Input and output files description¶
Input files¶
meta data file¶
A example meta data file is provided in Zenodo. The meta data file looks like the following:
Cell_ID |
Sample |
Cell_Type |
x |
y |
|---|---|---|---|---|
E12_E1S3_100034 |
E12_E1S3 |
Fibro |
15940 |
18584 |
E12_E1S3_100035 |
E12_E1S3 |
Fibro |
15942 |
18623 |
… |
… |
… |
… |
… |
E16_E2S7_326412 |
E16_E2S7 |
Fibro |
32990.5 |
14475 |
Cell_ID
The name of each cell. It should be Cell_ID for cell-level data and Spot_ID for low resolution data. Warning: Duplicated Cell_IDs within the same sample are not permitted. In the event of duplicated Cell_IDs across samples, the sample name will be prefixed to Cell_ID.
Sample
The name of sample which each cell belongs to.
Cell_Type
Cell type for each cell. This column is not required for low resolution data.
x
X coordinate for each cell.
y
Y coordinate for each cell.
Output files¶
A example output is provided in Zenodo.
NN-dir¶
Previouly named as preprocessing-dir.
meta_data.csv.gz
Processed meta data file.
samples.yaml
File contains the required files information for GNN training.
{sample name}_CellTypeComposition.csv.gz
Files contain the cell type composition information for each niche.
{sample name}_Coordinates.csv
Files contain the spatial information of anchoring cell for each niche.
{sample name}_EdgeIndex.csv.gz
Files contain the niche index of edges among niche graph.
{sample name}_NeighborIndicesMatrix.csv.gz
Files contain the neighborhood index of each niche for niche graph.
{sample name}_NicheWeightMatrix.npz
Files contain the weights between cells and niches.
cell_type_code.csv
File contains the mapping of cell type name to integer.
spotxcelltype.csv.gz
Deconvolution methods outputed cell type composition for each spot.
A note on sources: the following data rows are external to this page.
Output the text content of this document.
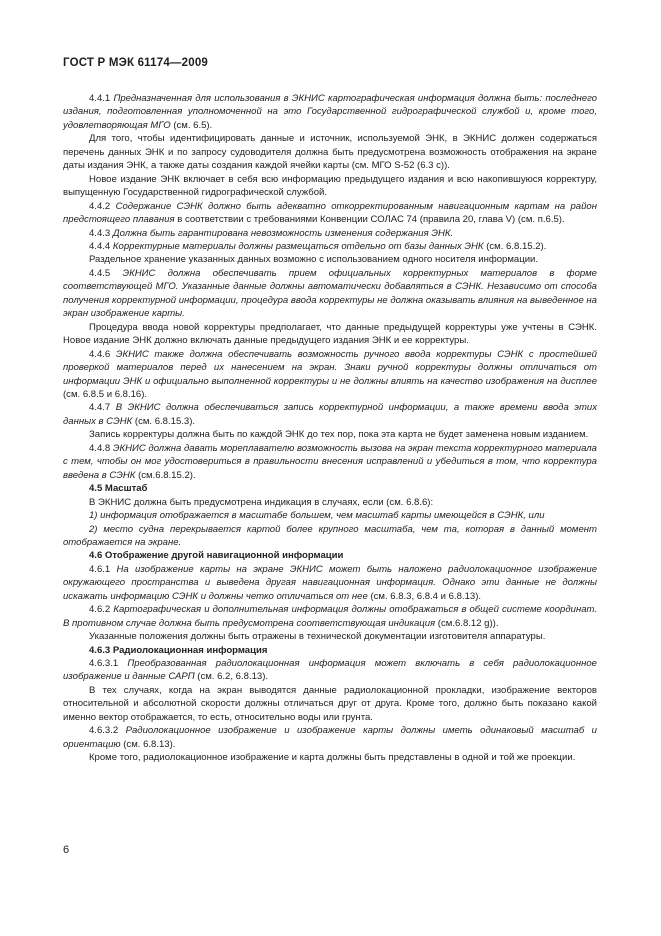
ГОСТ Р МЭК 61174—2009

4.4.1 Предназначенная для использования в ЭКНИС картографическая информация должна быть: последнего издания, подготовленная уполномоченной на это Государственной гидрографической службой и, кроме того, удовлетворяющая МГО (см. 6.5).

Для того, чтобы идентифицировать данные и источник, используемой ЭНК, в ЭКНИС должен содержаться перечень данных ЭНК и по запросу судоводителя должна быть предусмотрена возможность отображения на экране даты издания ЭНК, а также даты создания каждой ячейки карты (см. МГО S-52 (6.3 с)).

Новое издание ЭНК включает в себя всю информацию предыдущего издания и всю накопившуюся корректуру, выпущенную Государственной гидрографической службой.

4.4.2 Содержание СЭНК должно быть адекватно откорректированным навигационным картам на район предстоящего плавания в соответствии с требованиями Конвенции СОЛАС 74 (правила 20, глава V) (см. п.6.5).

4.4.3 Должна быть гарантирована невозможность изменения содержания ЭНК.

4.4.4 Корректурные материалы должны размещаться отдельно от базы данных ЭНК (см. 6.8.15.2).

Раздельное хранение указанных данных возможно с использованием одного носителя информации.

4.4.5 ЭКНИС должна обеспечивать прием официальных корректурных материалов в форме соответствующей МГО. Указанные данные должны автоматически добавляться в СЭНК. Независимо от способа получения корректурной информации, процедура ввода корректуры не должна оказывать влияния на выведенное на экран изображение карты.

Процедура ввода новой корректуры предполагает, что данные предыдущей корректуры уже учтены в СЭНК. Новое издание ЭНК должно включать данные предыдущего издания ЭНК и ее корректуры.

4.4.6 ЭКНИС также должна обеспечивать возможность ручного ввода корректуры СЭНК с простейшей проверкой материалов перед их нанесением на экран. Знаки ручной корректуры должны отличаться от информации ЭНК и официально выполненной корректуры и не должны влиять на качество изображения на дисплее (см. 6.8.5 и 6.8.16).

4.4.7 В ЭКНИС должна обеспечиваться запись корректурной информации, а также времени ввода этих данных в СЭНК (см. 6.8.15.3).

Запись корректуры должна быть по каждой ЭНК до тех пор, пока эта карта не будет заменена новым изданием.

4.4.8 ЭКНИС должна давать мореплавателю возможность вызова на экран текста корректурного материала с тем, чтобы он мог удостовериться в правильности внесения исправлений и убедиться в том, что корректура введена в СЭНК (см.6.8.15.2).

4.5 Масштаб

В ЭКНИС должна быть предусмотрена индикация в случаях, если (см. 6.8.6):

1) информация отображается в масштабе большем, чем масштаб карты имеющейся в СЭНК, или

2) место судна перекрывается картой более крупного масштаба, чем та, которая в данный момент отображается на экране.

4.6 Отображение другой навигационной информации

4.6.1 На изображение карты на экране ЭКНИС может быть наложено радиолокационное изображение окружающего пространства и выведена другая навигационная информация. Однако эти данные не должны искажать информацию СЭНК и должны четко отличаться от нее (см. 6.8.3, 6.8.4 и 6.8.13).

4.6.2 Картографическая и дополнительная информация должны отображаться в общей системе координат. В противном случае должна быть предусмотрена соответствующая индикация (см.6.8.12 g)).

Указанные положения должны быть отражены в технической документации изготовителя аппаратуры.

4.6.3 Радиолокационная информация

4.6.3.1 Преобразованная радиолокационная информация может включать в себя радиолокационное изображение и данные САРП (см. 6.2, 6.8.13).

В тех случаях, когда на экран выводятся данные радиолокационной прокладки, изображение векторов относительной и абсолютной скорости должны отличаться друг от друга. Кроме того, должно быть показано какой именно вектор отображается, то есть, относительно воды или грунта.

4.6.3.2 Радиолокационное изображение и изображение карты должны иметь одинаковый масштаб и ориентацию (см. 6.8.13).

Кроме того, радиолокационное изображение и карта должны быть представлены в одной и той же проекции.

6
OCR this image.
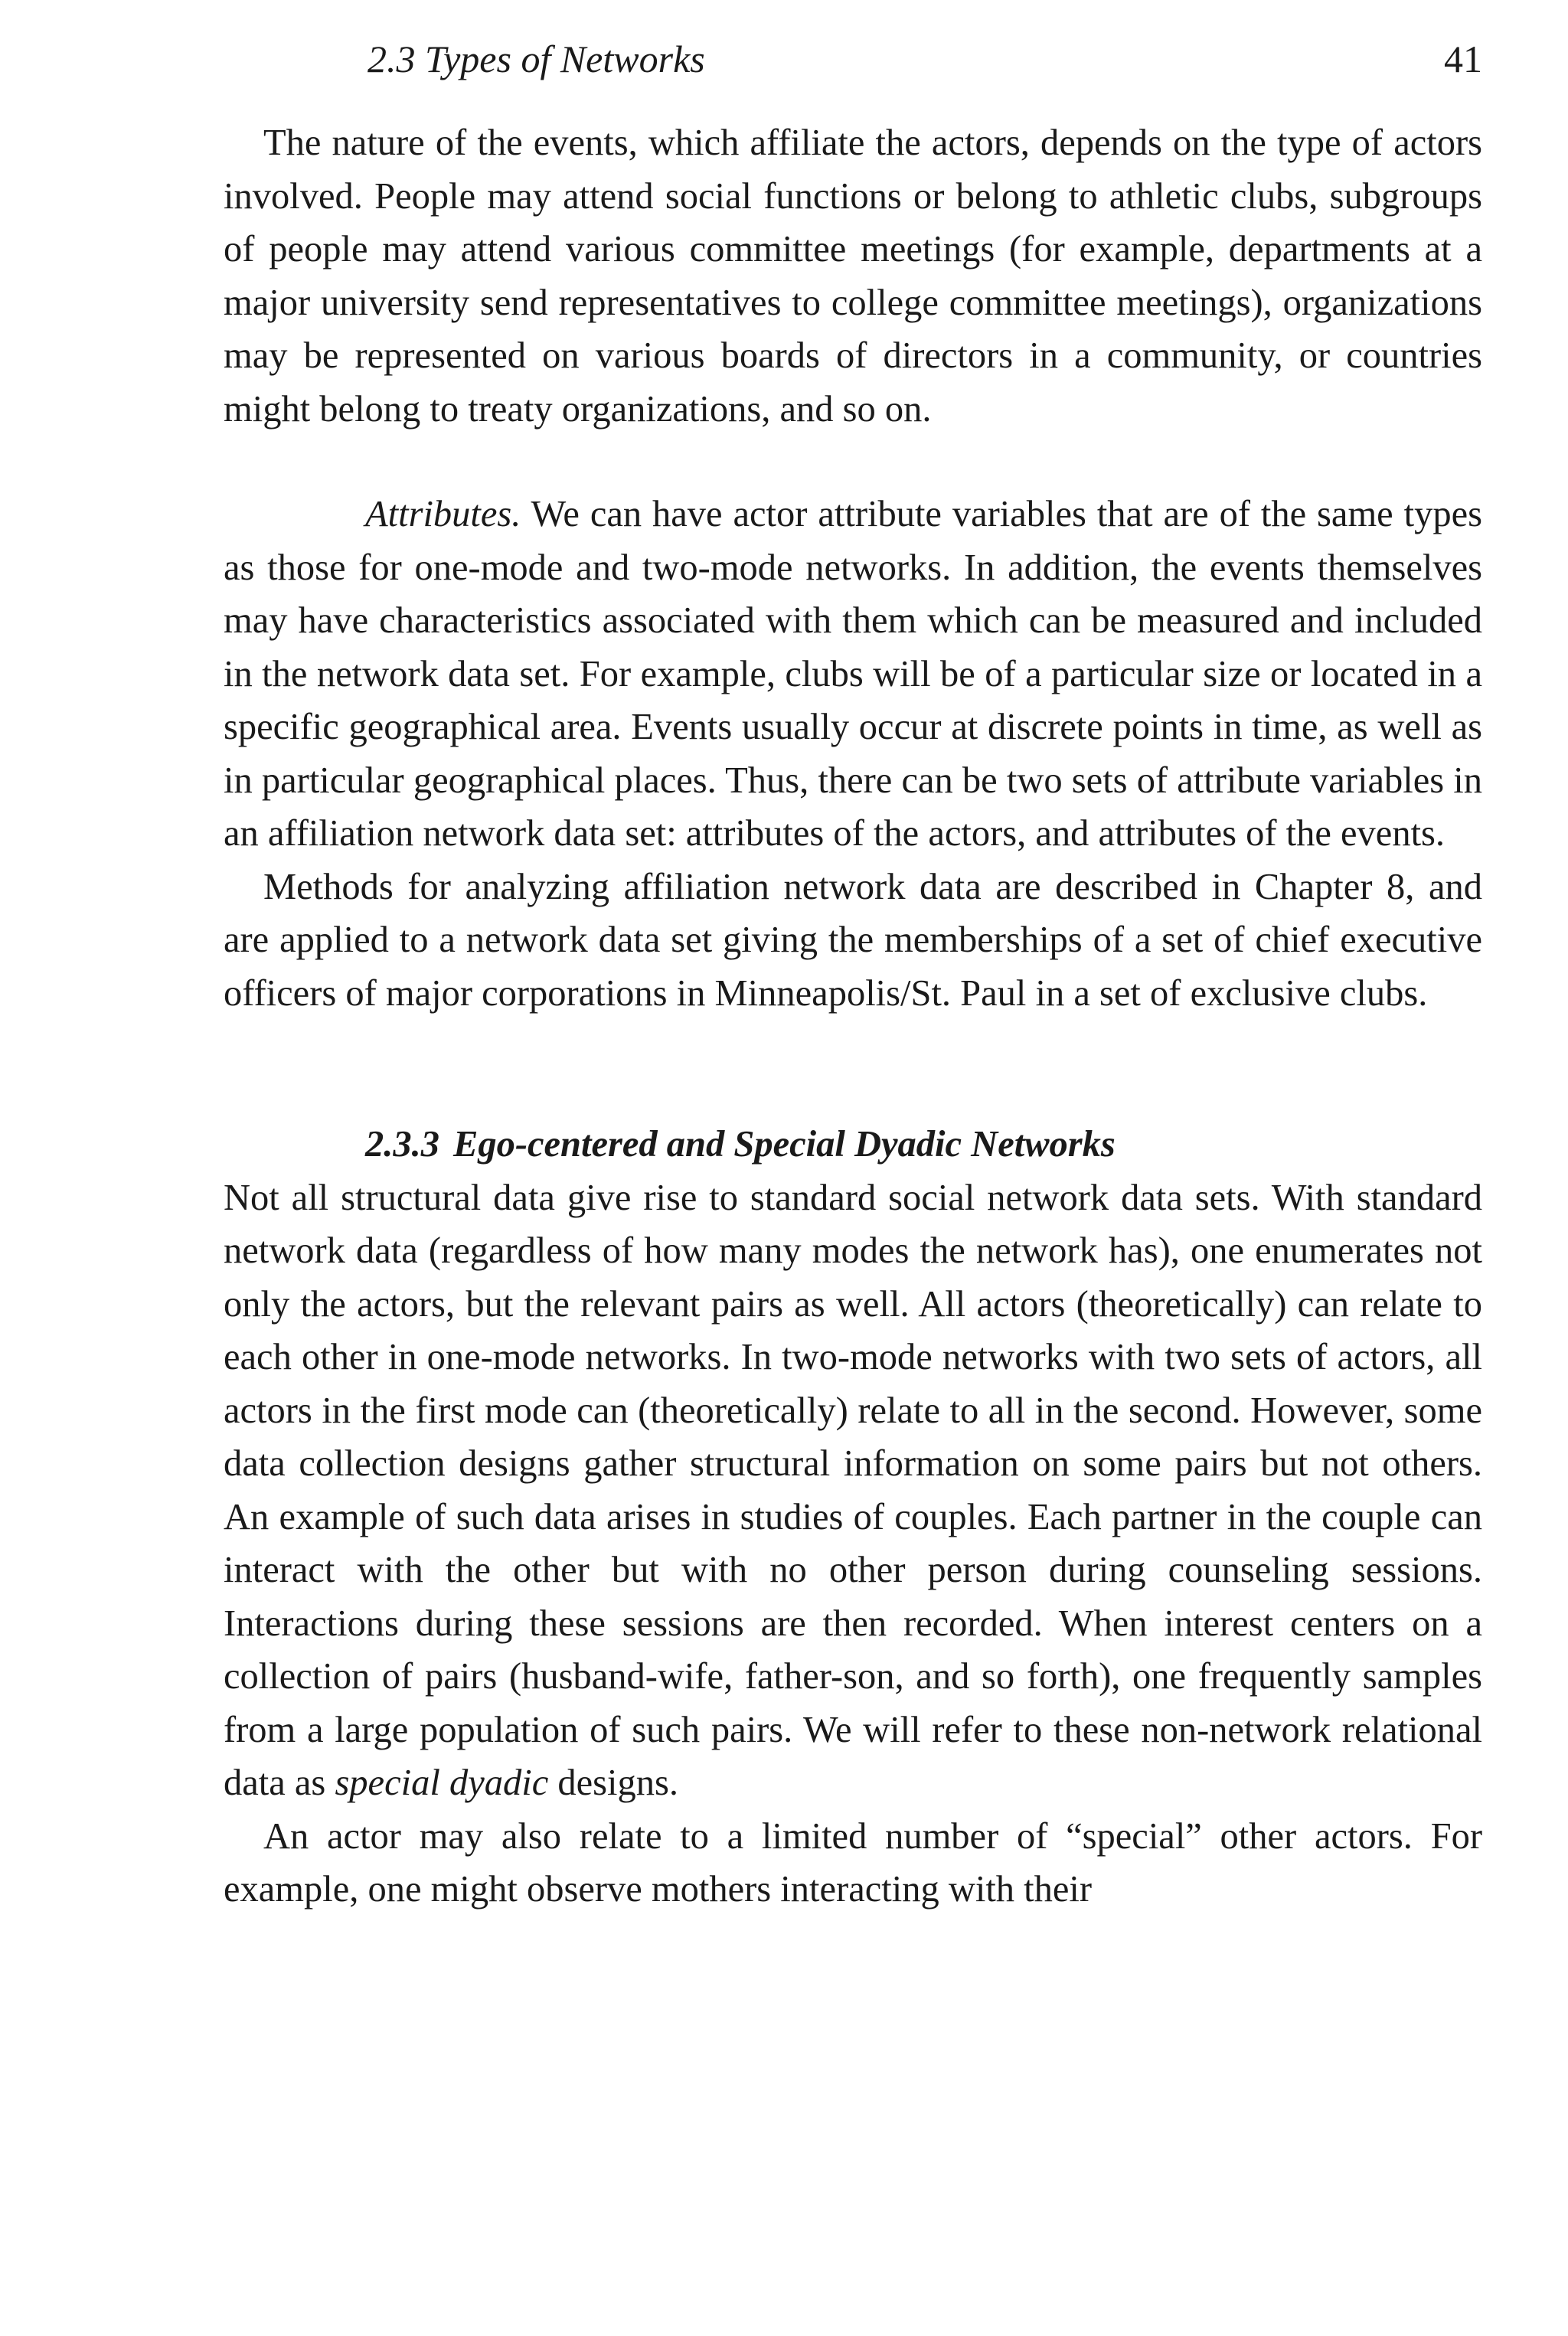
2.3 Types of Networks	41

The nature of the events, which affiliate the actors, depends on the type of actors involved. People may attend social functions or belong to athletic clubs, subgroups of people may attend various committee meetings (for example, departments at a major university send representatives to college committee meetings), organizations may be represented on various boards of directors in a community, or countries might belong to treaty organizations, and so on.

Attributes. We can have actor attribute variables that are of the same types as those for one-mode and two-mode networks. In addition, the events themselves may have characteristics associated with them which can be measured and included in the network data set. For example, clubs will be of a particular size or located in a specific geographical area. Events usually occur at discrete points in time, as well as in particular geographical places. Thus, there can be two sets of attribute variables in an affiliation network data set: attributes of the actors, and attributes of the events.

Methods for analyzing affiliation network data are described in Chapter 8, and are applied to a network data set giving the memberships of a set of chief executive officers of major corporations in Minneapolis/St. Paul in a set of exclusive clubs.

2.3.3 Ego-centered and Special Dyadic Networks

Not all structural data give rise to standard social network data sets. With standard network data (regardless of how many modes the network has), one enumerates not only the actors, but the relevant pairs as well. All actors (theoretically) can relate to each other in one-mode networks. In two-mode networks with two sets of actors, all actors in the first mode can (theoretically) relate to all in the second. However, some data collection designs gather structural information on some pairs but not others. An example of such data arises in studies of couples. Each partner in the couple can interact with the other but with no other person during counseling sessions. Interactions during these sessions are then recorded. When interest centers on a collection of pairs (husband-wife, father-son, and so forth), one frequently samples from a large population of such pairs. We will refer to these non-network relational data as special dyadic designs.

An actor may also relate to a limited number of “special” other actors. For example, one might observe mothers interacting with their
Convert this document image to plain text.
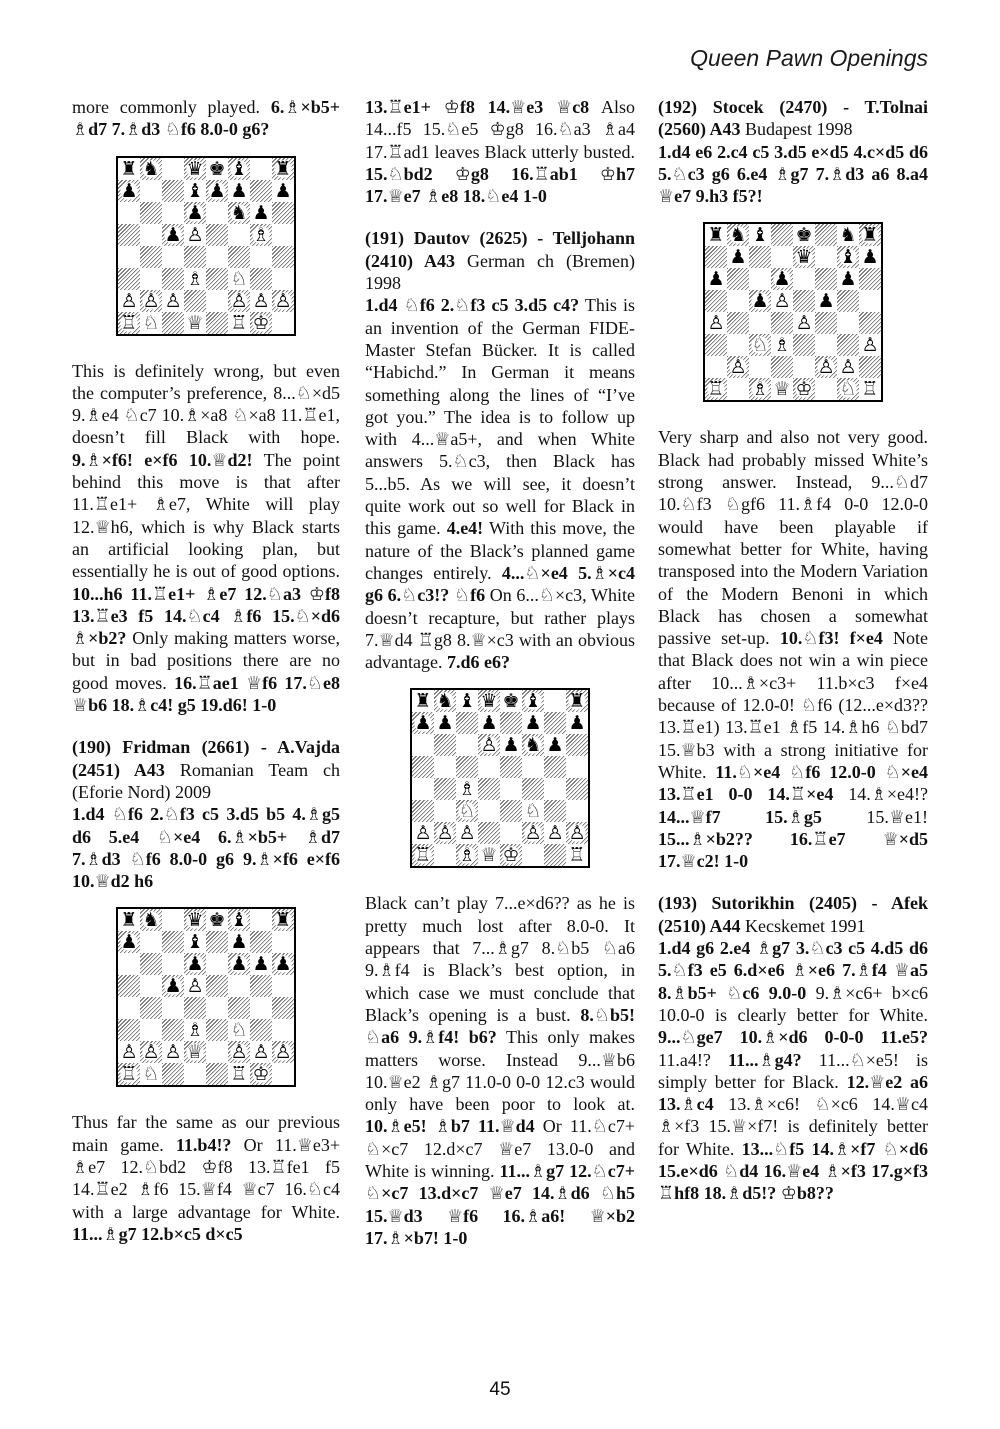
Queen Pawn Openings

more commonly played. 6.♗×b5+ ♗d7 7.♗d3 ♘f6 8.0-0 g6?

♜ ♞ ♛ ♚ ♝ ♜
♟	♝ ♟ ♟ ♟
♟ ♞ ♟
♟ ♙	♗
♗ ♘
♙ ♙ ♙	♙ ♙ ♙
♖ ♘ ♕ ♖ ♔

This is definitely wrong, but even the computer’s preference, 8...♘×d5 9.♗e4 ♘c7 10.♗×a8 ♘×a8 11.♖e1, doesn’t fill Black with hope. 9.♗×f6! e×f6 10.♕d2! The point behind this move is that after 11.♖e1+ ♗e7, White will play 12.♕h6, which is why Black starts an artificial looking plan, but essentially he is out of good options. 10...h6 11.♖e1+ ♗e7 12.♘a3 ♔f8 13.♖e3 f5 14.♘c4 ♗f6 15.♘×d6 ♗×b2? Only making matters worse, but in bad positions there are no good moves. 16.♖ae1 ♕f6 17.♘e8 ♕b6 18.♗c4! g5 19.d6! 1-0

(190) Fridman (2661) - A.Vajda (2451) A43 Romanian Team ch (Eforie Nord) 2009

1.d4 ♘f6 2.♘f3 c5 3.d5 b5 4.♗g5 d6 5.e4 ♘×e4 6.♗×b5+ ♗d7 7.♗d3 ♘f6 8.0-0 g6 9.♗×f6 e×f6 10.♕d2 h6

♜ ♞ ♛ ♚ ♝ ♜
♟	♝ ♟
♟ ♟ ♟ ♟
♟ ♙
♗ ♘
♙ ♙ ♙ ♕ ♙ ♙ ♙
♖ ♘	♖ ♔

Thus far the same as our previous main game. 11.b4!? Or 11.♕e3+ ♗e7 12.♘bd2 ♔f8 13.♖fe1 f5 14.♖e2 ♗f6 15.♕f4 ♕c7 16.♘c4 with a large advantage for White. 11...♗g7 12.b×c5 d×c5

13.♖e1+ ♔f8 14.♕e3 ♕c8 Also 14...f5 15.♘e5 ♔g8 16.♘a3 ♗a4 17.♖ad1 leaves Black utterly busted. 15.♘bd2 ♔g8 16.♖ab1 ♔h7 17.♕e7 ♗e8 18.♘e4 1-0

(191) Dautov (2625) - Telljohann (2410) A43 German ch (Bremen) 1998

1.d4 ♘f6 2.♘f3 c5 3.d5 c4? This is an invention of the German FIDE-Master Stefan Bücker. It is called “Habichd.” In German it means something along the lines of “I’ve got you.” The idea is to follow up with 4...♕a5+, and when White answers 5.♘c3, then Black has 5...b5. As we will see, it doesn’t quite work out so well for Black in this game. 4.e4! With this move, the nature of the Black’s planned game changes entirely. 4...♘×e4 5.♗×c4 g6 6.♘c3!? ♘f6 On 6...♘×c3, White doesn’t recapture, but rather plays 7.♕d4 ♖g8 8.♕×c3 with an obvious advantage. 7.d6 e6?

♜ ♞ ♝ ♛ ♚ ♝ ♜
♟ ♟ ♟ ♟ ♟
♙ ♟ ♞ ♟
♗
♘	♘
♙ ♙ ♙	♙ ♙ ♙
♖ ♗ ♕ ♔	♖

Black can’t play 7...e×d6?? as he is pretty much lost after 8.0-0. It appears that 7...♗g7 8.♘b5 ♘a6 9.♗f4 is Black’s best option, in which case we must conclude that Black’s opening is a bust. 8.♘b5! ♘a6 9.♗f4! b6? This only makes matters worse. Instead 9...♕b6 10.♕e2 ♗g7 11.0-0 0-0 12.c3 would only have been poor to look at. 10.♗e5! ♗b7 11.♕d4 Or 11.♘c7+ ♘×c7 12.d×c7 ♕e7 13.0-0 and White is winning. 11...♗g7 12.♘c7+ ♘×c7 13.d×c7 ♕e7 14.♗d6 ♘h5 15.♕d3 ♕f6 16.♗a6! ♕×b2 17.♗×b7! 1-0

(192) Stocek (2470) - T.Tolnai (2560) A43 Budapest 1998

1.d4 e6 2.c4 c5 3.d5 e×d5 4.c×d5 d6 5.♘c3 g6 6.e4 ♗g7 7.♗d3 a6 8.a4 ♕e7 9.h3 f5?!

♜ ♞ ♝ ♚ ♞ ♜
♟	♛ ♝ ♟
♟	♟	♟
♟ ♙ ♟
♙	♙
♘ ♗	♙
♙	♙ ♙
♖ ♗ ♕ ♔ ♘ ♖

Very sharp and also not very good. Black had probably missed White’s strong answer. Instead, 9...♘d7 10.♘f3 ♘gf6 11.♗f4 0-0 12.0-0 would have been playable if somewhat better for White, having transposed into the Modern Variation of the Modern Benoni in which Black has chosen a somewhat passive set-up. 10.♘f3! f×e4 Note that Black does not win a win piece after 10...♗×c3+ 11.b×c3 f×e4 because of 12.0-0! ♘f6 (12...e×d3?? 13.♖e1) 13.♖e1 ♗f5 14.♗h6 ♘bd7 15.♕b3 with a strong initiative for White. 11.♘×e4 ♘f6 12.0-0 ♘×e4 13.♖e1 0-0 14.♖×e4 14.♗×e4!? 14...♕f7 15.♗g5 15.♕e1! 15...♗×b2?? 16.♖e7 ♕×d5 17.♕c2! 1-0

(193) Sutorikhin (2405) - Afek (2510) A44 Kecskemet 1991

1.d4 g6 2.e4 ♗g7 3.♘c3 c5 4.d5 d6 5.♘f3 e5 6.d×e6 ♗×e6 7.♗f4 ♕a5 8.♗b5+ ♘c6 9.0-0 9.♗×c6+ b×c6 10.0-0 is clearly better for White. 9...♘ge7 10.♗×d6 0-0-0 11.e5? 11.a4!? 11...♗g4? 11...♘×e5! is simply better for Black. 12.♕e2 a6 13.♗c4 13.♗×c6! ♘×c6 14.♕c4 ♗×f3 15.♕×f7! is definitely better for White. 13...♘f5 14.♗×f7 ♘×d6 15.e×d6 ♘d4 16.♕e4 ♗×f3 17.g×f3 ♖hf8 18.♗d5!? ♔b8??

45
This file doesn’t exist when using cell level dataset as input.
GNN-dir¶
cell_level_niche_cluster.csv.gz
Files conatains the probabilistic assignment of a cell to niche cluster.
cell_level_max_niche_cluster.csv.gz
Files conatains the niche cluster with maximum probability to each cell.
niche_level_niche_cluster.csv.gz
Files conatains the probabilistic assignment of a niche to niche cluster.
niche_level_max_niche_cluster.csv.gz
Files conatains the niche cluster with maximum probability to each niche.
{sample name}_out.csv.gz
Files contain the features for each niche cluster in each sample.
{sample name}_out_adj.csv.gz
Files contain the adjancy information between niche clusters in each sample.
{sample name}_s.csv.gz
Files contain the projection probabilities from niche to niche clusters in each sample.
{sample name}_z.csv.gz
Files contain the embeddings of each niche in each sample.
consolidate_out.csv.gz
File contains the features for each niche cluster.
consolidate_out_adj.csv.gz
File contains the adjancy information between niche clusters.
consolidate_s.csv.gz
File contains the projection probabilities from niche to niche clusters.
model_state_dict.pt
File contains the trained parameters for model.
epoch_0.pt
File contains the initial parameters for model.
epoch_X.pt
File contains the intermediate parameters for model.
NT-dir¶
Previouly named as NTScore-dir.
{sample name}_NTScore.csv.gz
Files contain the niche- and cell-level NT score for each niche/cell.
NTScore.csv.gz
File contains niche- and cell-level NT score for all samples.
niche_cluster_score.csv.gz
File contains NT score for each niche cluster.
cell_NTScore.csv.gz
File contains cell-level NT score for all samples. Warning: the number of rows were expanded to same for paralle processing using pytorch. Do not use this file directly.
niche_NTScore.csv.gz
File contains niche-level NT score for all samples. Warning: the number of rows were expanded to same for paralle processing using pytorch. Do not use this file directly.